WORF. He isn't any part Human biologically, but he has a strong Human cultural component to his upbringing, and he seems to want to be what it means to be Klingon *as his Human parents taught him* - an idealized form of Klingon. But he often shows that he'd rather be Human than the way *real* Klingons act. I see his situation as a third take, different from Spock or Data, on the question of what it means to be Human.
 
WORF. He isn't any part Human biologically, but he has a strong Human cultural component to his upbringing, and he seems to want to be what it means to be Klingon *as his Human parents taught him* - an idealized form of Klingon.
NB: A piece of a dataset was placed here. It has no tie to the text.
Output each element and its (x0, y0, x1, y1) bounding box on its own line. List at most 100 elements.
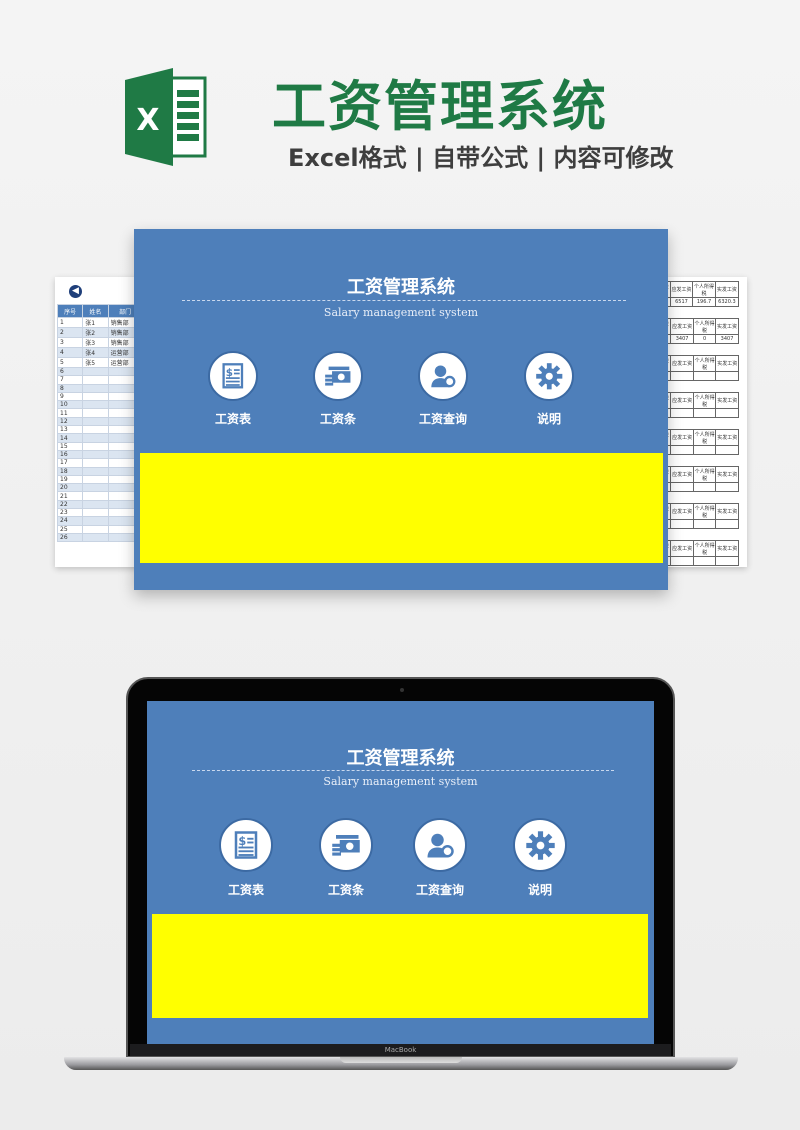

But he often shows that he'd rather be Human than the way *real* Klingons act. I see his situation as a third take, different from Spock or Data, on the question of what it means to be Human.

It's not quite that. Worf takes Klingon culture seriously and literally. But most Klingons know to take it seriously but not literally. He doesn't understand subtext.

Basically Worf acts like he's on the spectrum when it comes to his own people.
 
Worf also spent time on Q'onos with some Klingon cousins after the Rozhenkos adopted him where he performed various Klingon coming of age ceremonies and declared his intent to become a warrior. So it wasn't just the Rozhenkos who taught him about Klingon culture, there was some direct family influence as well.
 
Worf is a textbook Klingon because he only knows the textbook. So he actually believes in honor whereas normal Klingons only like to say they do.

It's like someone who's devoutly religious versus someone who just goes to Church on Sundays and that's the end of it.